Marling Hall is set in Anthony Trollope’s fictional Barsetshire. Times are changing fast and Mr Marling fears that he won’t be able to hand his estate over to the younger generation. That way of life is disappearing. Lettice, the eldest daughter of the family, has been widowed by the war and has moved into the converted stables to live with her two young daughters.

Meanwhile Frances and Geoffrey Harvey, a brother and sister, have turned up in the village looking for a house to rent after having been bombed out of their London flat. They rent The Red House from Mrs Smith who takes a room just across the road and spends most of her time nicking everything out of her old home under the noses of the occupants. Her attitude was that since she owned the house then she could take whatever she wanted including the veggies which the tenants had grown and the eggs laid by their chickens – and worse! All through the book I just longed for Mrs Smith to get her come-uppance but it never happened.

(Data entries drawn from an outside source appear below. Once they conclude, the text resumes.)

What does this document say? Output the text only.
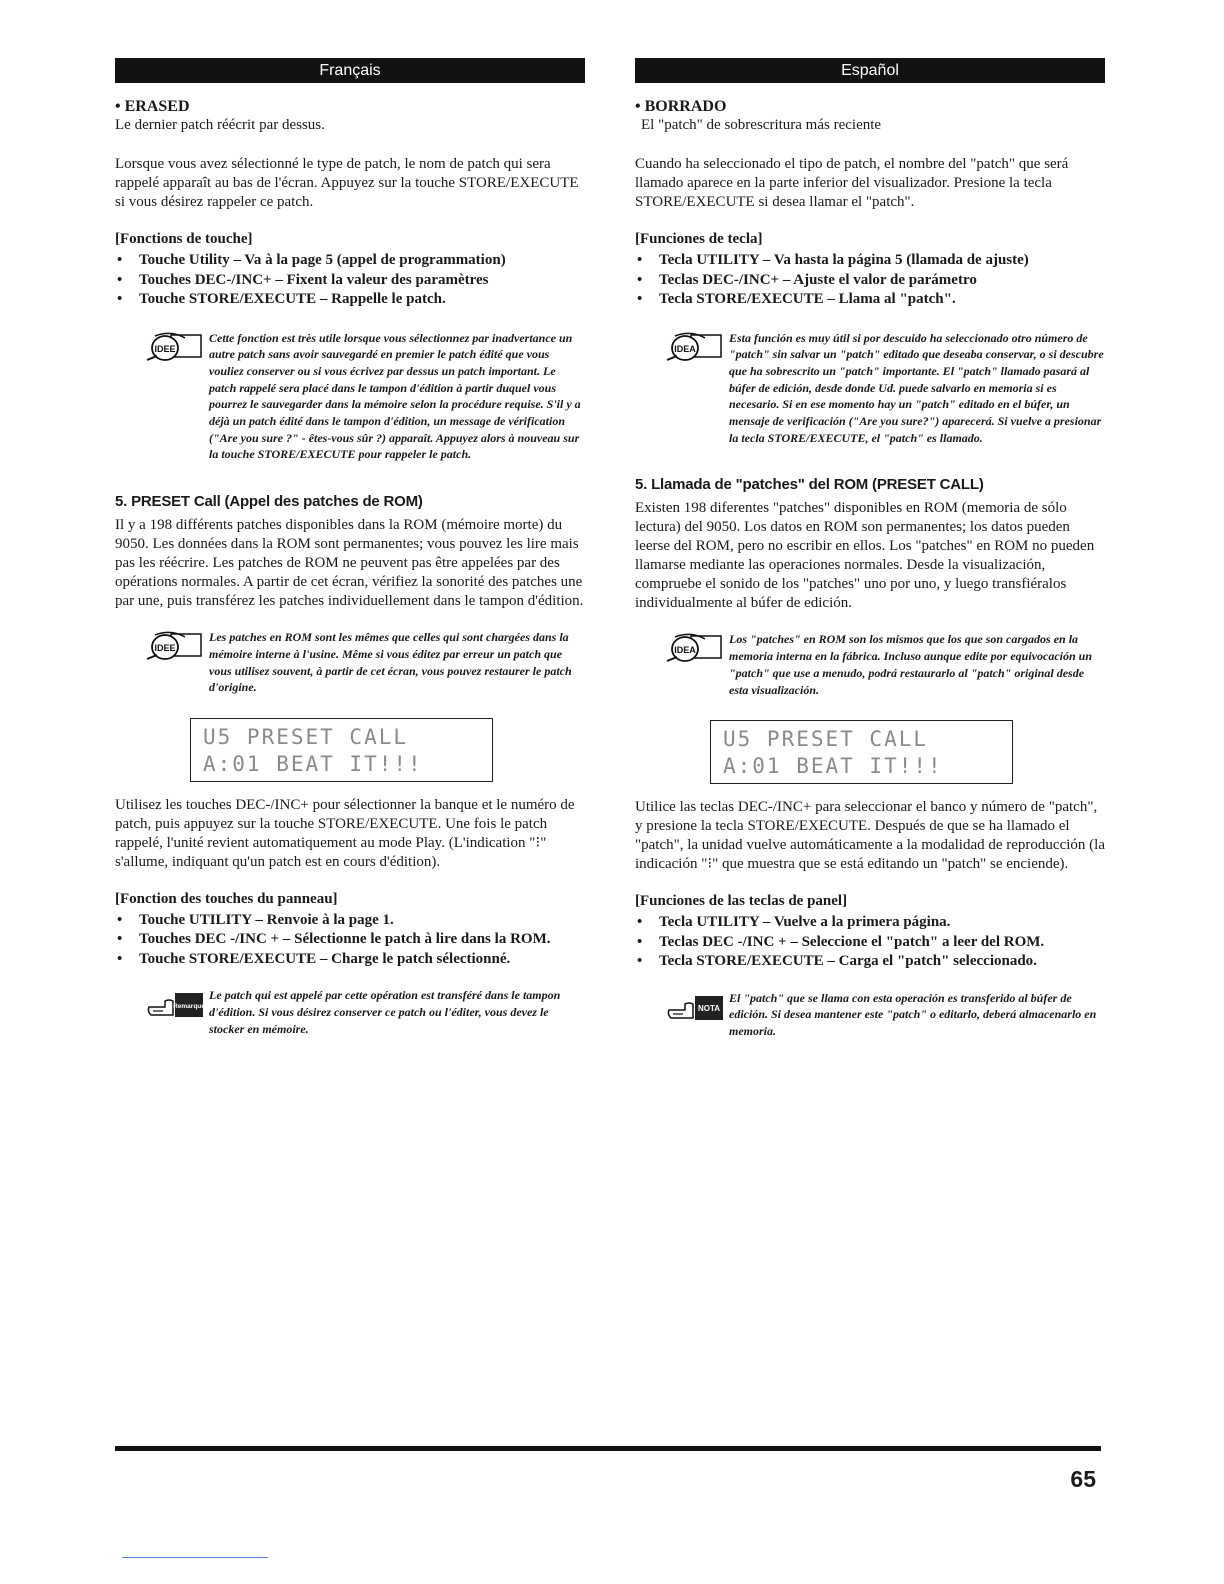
Français
• ERASED

Le dernier patch réécrit par dessus.

Lorsque vous avez sélectionné le type de patch, le nom de patch qui sera rappelé apparaît au bas de l'écran. Appuyez sur la touche STORE/EXECUTE si vous désirez rappeler ce patch.

[Fonctions de touche]
• Touche Utility – Va à la page 5 (appel de programmation)
• Touches DEC-/INC+ – Fixent la valeur des paramètres
• Touche STORE/EXECUTE – Rappelle le patch.
IDEE
Cette fonction est très utile lorsque vous sélectionnez par inadvertance un autre patch sans avoir sauvegardé en premier le patch édité que vous vouliez conserver ou si vous écrivez par dessus un patch important. Le patch rappelé sera placé dans le tampon d'édition à partir duquel vous pourrez le sauvegarder dans la mémoire selon la procédure requise. S'il y a déjà un patch édité dans le tampon d'édition, un message de vérification ("Are you sure ?" - êtes-vous sûr ?) apparaît. Appuyez alors à nouveau sur la touche STORE/EXECUTE pour rappeler le patch.
5. PRESET Call (Appel des patches de ROM)

Il y a 198 différents patches disponibles dans la ROM (mémoire morte) du 9050. Les données dans la ROM sont permanentes; vous pouvez les lire mais pas les réécrire. Les patches de ROM ne peuvent pas être appelées par des opérations normales. A partir de cet écran, vérifiez la sonorité des patches une par une, puis transférez les patches individuellement dans le tampon d'édition.

IDEE
Les patches en ROM sont les mêmes que celles qui sont chargées dans la mémoire interne à l'usine. Même si vous éditez par erreur un patch que vous utilisez souvent, à partir de cet écran, vous pouvez restaurer le patch d'origine.
U5 PRESET CALL
A:01 BEAT IT!!!

Utilisez les touches DEC-/INC+ pour sélectionner la banque et le numéro de patch, puis appuyez sur la touche STORE/EXECUTE. Une fois le patch rappelé, l'unité revient automatiquement au mode Play. (L'indication "⁝" s'allume, indiquant qu'un patch est en cours d'édition).

[Fonction des touches du panneau]
• Touche UTILITY – Renvoie à la page 1.
• Touches DEC -/INC + – Sélectionne le patch à lire dans la ROM.
• Touche STORE/EXECUTE – Charge le patch sélectionné.
Remarque
Le patch qui est appelé par cette opération est transféré dans le tampon d'édition. Si vous désirez conserver ce patch ou l'éditer, vous devez le stocker en mémoire.
Español
• BORRADO

El "patch" de sobrescritura más reciente

Cuando ha seleccionado el tipo de patch, el nombre del "patch" que será llamado aparece en la parte inferior del visualizador. Presione la tecla STORE/EXECUTE si desea llamar el "patch".

[Funciones de tecla]
• Tecla UTILITY – Va hasta la página 5 (llamada de ajuste)
• Teclas DEC-/INC+ – Ajuste el valor de parámetro
• Tecla STORE/EXECUTE – Llama al "patch".
IDEA
Esta función es muy útil si por descuido ha seleccionado otro número de "patch" sin salvar un "patch" editado que deseaba conservar, o si descubre que ha sobrescrito un "patch" importante. El "patch" llamado pasará al búfer de edición, desde donde Ud. puede salvarlo en memoria si es necesario. Si en ese momento hay un "patch" editado en el búfer, un mensaje de verificación ("Are you sure?") aparecerá. Si vuelve a presionar la tecla STORE/EXECUTE, el "patch" es llamado.
5. Llamada de "patches" del ROM (PRESET CALL)

Existen 198 diferentes "patches" disponibles en ROM (memoria de sólo lectura) del 9050. Los datos en ROM son permanentes; los datos pueden leerse del ROM, pero no escribir en ellos. Los "patches" en ROM no pueden llamarse mediante las operaciones normales. Desde la visualización, compruebe el sonido de los "patches" uno por uno, y luego transfiéralos individualmente al búfer de edición.

IDEA
Los "patches" en ROM son los mismos que los que son cargados en la memoria interna en la fábrica. Incluso aunque edite por equivocación un "patch" que use a menudo, podrá restaurarlo al "patch" original desde esta visualización.
U5 PRESET CALL
A:01 BEAT IT!!!

Utilice las teclas DEC-/INC+ para seleccionar el banco y número de "patch", y presione la tecla STORE/EXECUTE. Después de que se ha llamado el "patch", la unidad vuelve automáticamente a la modalidad de reproducción (la indicación "⁝" que muestra que se está editando un "patch" se enciende).

[Funciones de las teclas de panel]
• Tecla UTILITY – Vuelve a la primera página.
• Teclas DEC -/INC + – Seleccione el "patch" a leer del ROM.
• Tecla STORE/EXECUTE – Carga el "patch" seleccionado.
NOTA
El "patch" que se llama con esta operación es transferido al búfer de edición. Si desea mantener este "patch" o editarlo, deberá almacenarlo en memoria.
65
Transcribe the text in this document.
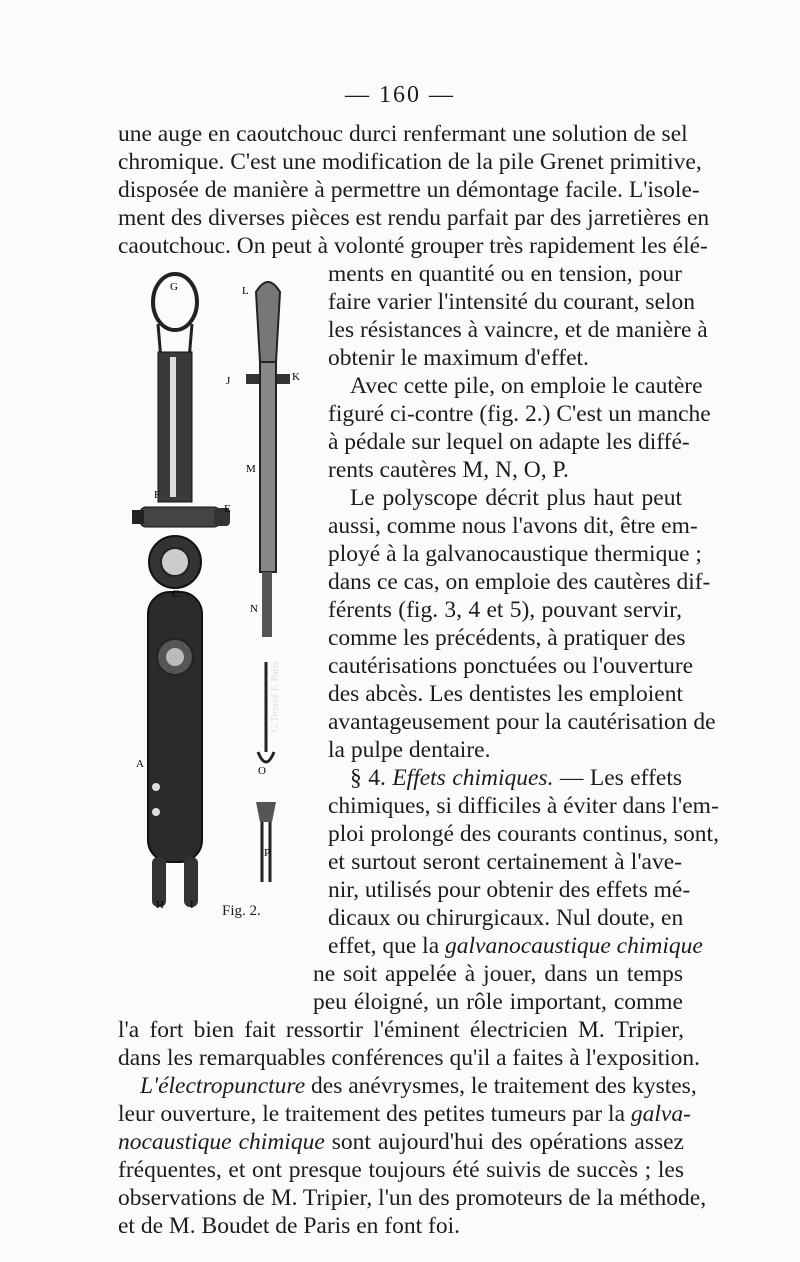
— 160 —
une auge en caoutchouc durci renfermant une solution de sel
chromique. C'est une modification de la pile Grenet primitive,
disposée de manière à permettre un démontage facile. L'isole-
ment des diverses pièces est rendu parfait par des jarretières en
caoutchouc. On peut à volonté grouper très rapidement les élé-
ments en quantité ou en tension, pour
faire varier l'intensité du courant, selon
les résistances à vaincre, et de manière à
obtenir le maximum d'effet.
Avec cette pile, on emploie le cautère
figuré ci-contre (fig. 2.) C'est un manche
à pédale sur lequel on adapte les diffé-
rents cautères M, N, O, P.
Le polyscope décrit plus haut peut
aussi, comme nous l'avons dit, être em-
ployé à la galvanocaustique thermique ;
dans ce cas, on emploie des cautères dif-
férents (fig. 3, 4 et 5), pouvant servir,
comme les précédents, à pratiquer des
cautérisations ponctuées ou l'ouverture
des abcès. Les dentistes les emploient
avantageusement pour la cautérisation de
la pulpe dentaire.
§ 4. Effets chimiques. — Les effets
chimiques, si difficiles à éviter dans l'em-
ploi prolongé des courants continus, sont,
et surtout seront certainement à l'ave-
nir, utilisés pour obtenir des effets mé-
dicaux ou chirurgicaux. Nul doute, en
effet, que la galvanocaustique chimique
ne soit appelée à jouer, dans un temps
peu éloigné, un rôle important, comme
l'a fort bien fait ressortir l'éminent électricien M. Tripier,
dans les remarquables conférences qu'il a faites à l'exposition.
L'électropuncture des anévrysmes, le traitement des kystes,
leur ouverture, le traitement des petites tumeurs par la galva-
nocaustique chimique sont aujourd'hui des opérations assez
fréquentes, et ont presque toujours été suivis de succès ; les
observations de M. Tripier, l'un des promoteurs de la méthode,
et de M. Boudet de Paris en font foi.
G	L
J	K
M
F
E
C
N
A
O
P
H I
G.Trouvé F. Paris
Fig. 2.
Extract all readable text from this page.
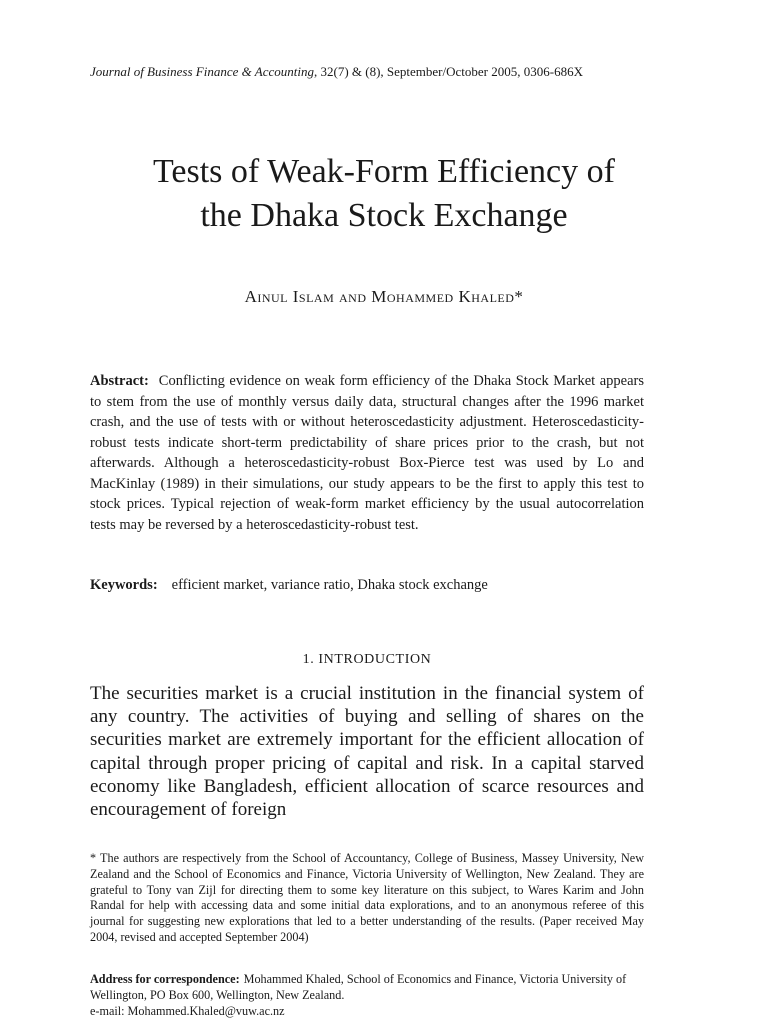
Journal of Business Finance & Accounting, 32(7) & (8), September/October 2005, 0306-686X
Tests of Weak-Form Efficiency of
the Dhaka Stock Exchange
Ainul Islam and Mohammed Khaled*

Abstract: Conflicting evidence on weak form efficiency of the Dhaka Stock Market appears to stem from the use of monthly versus daily data, structural changes after the 1996 market crash, and the use of tests with or without heteroscedasticity adjustment. Heteroscedasticity-robust tests indicate short-term predictability of share prices prior to the crash, but not afterwards. Although a heteroscedasticity-robust Box-Pierce test was used by Lo and MacKinlay (1989) in their simulations, our study appears to be the first to apply this test to stock prices. Typical rejection of weak-form market efficiency by the usual autocorrelation tests may be reversed by a heteroscedasticity-robust test.

Keywords: efficient market, variance ratio, Dhaka stock exchange

1. INTRODUCTION

The securities market is a crucial institution in the financial system of any country. The activities of buying and selling of shares on the securities market are extremely important for the efficient allocation of capital through proper pricing of capital and risk. In a capital starved economy like Bangladesh, efficient allocation of scarce resources and encouragement of foreign

* The authors are respectively from the School of Accountancy, College of Business, Massey University, New Zealand and the School of Economics and Finance, Victoria University of Wellington, New Zealand. They are grateful to Tony van Zijl for directing them to some key literature on this subject, to Wares Karim and John Randal for help with accessing data and some initial data explorations, and to an anonymous referee of this journal for suggesting new explorations that led to a better understanding of the results. (Paper received May 2004, revised and accepted September 2004)

Address for correspondence: Mohammed Khaled, School of Economics and Finance, Victoria University of Wellington, PO Box 600, Wellington, New Zealand.
e-mail: Mohammed.Khaled@vuw.ac.nz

In my mind I’ve gripped her firmly by the neck and given her a good rattling but I’m still hopeful of her meeting her match in a later Thirkell book.

Mrs Smith reminded me of Mapp from EF Benson’s Mapp and Lucia books as she also had a habit of waltzing into her old house uninvited. Lucy the younger Marling daughter is similar to Quaint Irene too, a sort of rumbustious adult tomboy. Unfortunately she used the ‘n’ word a couple of times when her father was trying to find an alternative word for ‘native’ – but it was 1942.

Again, it’s all ration books and clothing coupons and knitting for soldiers and romance, but not the soppy kind which I can’t be doing with at all. Miss Bunting, who seems to have been nursemaid to all the toffs of Barsetshire is in control of the situation.

I don’t seem to be able to get away from The Home Front at the moment. Bizarrely there’s something very comforting about books set in that time and let’s face it we’re in need of comfort reads at the moment for all sorts of reasons. We’re definitely living in interesting times!

This is another author whom I’m reading as part of my CPR Book Group Ceilidh which is about trying to breathe life back into neglected authors and books. This one wasn’t as funny as The Brandons but was still very enjoyable, Angela Thirkell deserves to be more widely read.

Feel free to nominate your own favourite neglected authors.